The newspaper also revealed that Mrs Butterfield had received the following letter from a Hertfordshire lady in Margate: “I should like to express to you my sympathy over the sad case of your husband, who appears to be suffering a very hard sentence. My mother has decided to allow you £20 in the hope that it may help you through the bad months to come. I enclose you now £2, and have sent the other £18 to the Daily Herald and asked them to open a fund to provide for you and your children until you husband is again at liberty.”

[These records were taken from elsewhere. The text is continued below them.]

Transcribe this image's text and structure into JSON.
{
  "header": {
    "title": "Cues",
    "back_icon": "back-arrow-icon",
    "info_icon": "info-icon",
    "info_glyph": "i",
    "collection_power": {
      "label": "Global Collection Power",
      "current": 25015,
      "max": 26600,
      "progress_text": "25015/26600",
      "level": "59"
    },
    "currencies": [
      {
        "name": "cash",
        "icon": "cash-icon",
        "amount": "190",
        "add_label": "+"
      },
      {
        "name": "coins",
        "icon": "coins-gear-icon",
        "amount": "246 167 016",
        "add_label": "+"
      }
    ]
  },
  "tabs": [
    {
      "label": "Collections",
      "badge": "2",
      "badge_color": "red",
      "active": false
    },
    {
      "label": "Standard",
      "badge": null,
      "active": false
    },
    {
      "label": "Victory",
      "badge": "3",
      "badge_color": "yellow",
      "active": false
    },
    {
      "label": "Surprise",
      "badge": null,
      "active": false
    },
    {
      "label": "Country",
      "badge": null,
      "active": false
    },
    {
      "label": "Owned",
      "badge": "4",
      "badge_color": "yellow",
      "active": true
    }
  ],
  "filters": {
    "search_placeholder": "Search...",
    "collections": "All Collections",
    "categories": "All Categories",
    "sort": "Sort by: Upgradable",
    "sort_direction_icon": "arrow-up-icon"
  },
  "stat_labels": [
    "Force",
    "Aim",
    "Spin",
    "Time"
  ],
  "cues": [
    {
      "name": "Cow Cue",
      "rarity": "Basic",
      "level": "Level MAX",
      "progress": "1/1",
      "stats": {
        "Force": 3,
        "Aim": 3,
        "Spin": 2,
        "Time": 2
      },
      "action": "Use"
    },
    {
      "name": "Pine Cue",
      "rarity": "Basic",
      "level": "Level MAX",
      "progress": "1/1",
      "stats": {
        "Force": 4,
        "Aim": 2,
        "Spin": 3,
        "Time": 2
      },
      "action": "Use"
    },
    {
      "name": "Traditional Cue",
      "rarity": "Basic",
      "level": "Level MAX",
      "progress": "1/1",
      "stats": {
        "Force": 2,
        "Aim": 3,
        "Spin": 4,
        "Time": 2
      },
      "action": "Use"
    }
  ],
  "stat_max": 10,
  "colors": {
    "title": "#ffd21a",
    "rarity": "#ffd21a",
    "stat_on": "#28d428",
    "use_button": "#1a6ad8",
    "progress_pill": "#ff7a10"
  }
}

Another letter direct to the Luton News and signed Leighman, said: “As an old Lutonian, I am amazed at the sentence passed on a hero for a lapse while being temporarily employed at the Post Office. Whichever way you may regard his offence, the fact remains that he is a man in every sense of the word. If he is to received six months after doing his bit, what sentence would he pass if her were a magistrate and had, shall I say, a man in front of him who, instead of doing his bit out there, had stayed at home profiteering?”

 

South African-born Frederick Edward Butterfield was serving in the Bedfordshire Regiment at Trones Wood when comrade Acting Cpl Albert Isaac Hammond, aged 23, was killed on September 25th, 1915. Frederick himself had suffered a severe gunshot wound in the left elbow the previous May and would be wounded again, in the hand, the following October.

Albert, had married Sarah Alice Reed in Bishops Stortford, Essex, in the spring of 1914. They had two children, Hilda and Edward. Albert is commemorated on the Loos Memorial.

Sarah was traced by Frederick and the couple were married at Bishops Stortford Register Office on April 26th, 1917. They had a son, Frederick Charles, in 1918, and a second son in 1920.

Living at Kensworth at the time of Frederick's arrest, the couple spent much of their lives in Luton, Sarah dying here in 1972, at the age of 81, and Frederick in 1977, aged 79.

The picture at the head of this post shows Frederick (left), Albert (right), Sarah and young Frederick (centre) and the two older children (bottom right).